The Occupational Safety and Health Administration said that DuPont officials failed to adequately assess risks and did not properly train workers. The agency cited DuPont for a repeat violation -- the most serious of the 11 charges levied -- of improper training regarding ventilation systems.

Reports indicated the ventilation fans in the plant's Lannate insecticide unit were broken for months at the time of the accident. DuPont was cited for a similar violation in 2010.

"Four people lost their lives and their families lost loved ones because DuPont did not have proper safety procedures in place," OSHA chief David Michaels said in a statement. "Had the company assessed the dangers involved, or trained their employees on what to do if the ventilation system stopped working, they might have had a chance."

The company has 15 business days after receiving the OSHA citations to comply, request a conference with area OSHA officials or contest its findings.

DuPont responded that it is reviewing the OSHA findings and that the pesticide facilities remains shuttered pending the results of an internal review.

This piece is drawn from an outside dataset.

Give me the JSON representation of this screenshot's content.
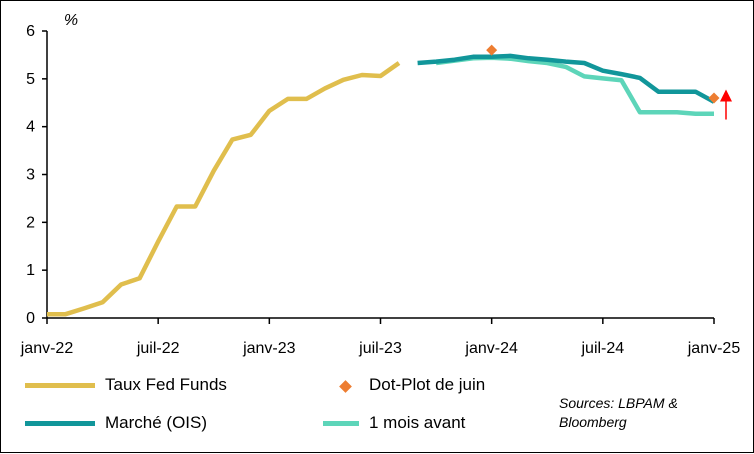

“Safety is a core value and constant priority at DuPont. Our response to this tragedy reinforces our absolute focus on safety and enables us to learn from it so that we can find ways to be an even better company,” the company said.

Critics, however, contrasted the $99,000 in proposed fines to DuPont's annual revenue of some $35 billion. 

"There's no excuse for a chemical company with DuPont's resources to have such gross and repeated failures in how it manages it chemical processes and prepares for emergencies," Celeste Monforton, a former OSHA official, told the Houston Chronicle.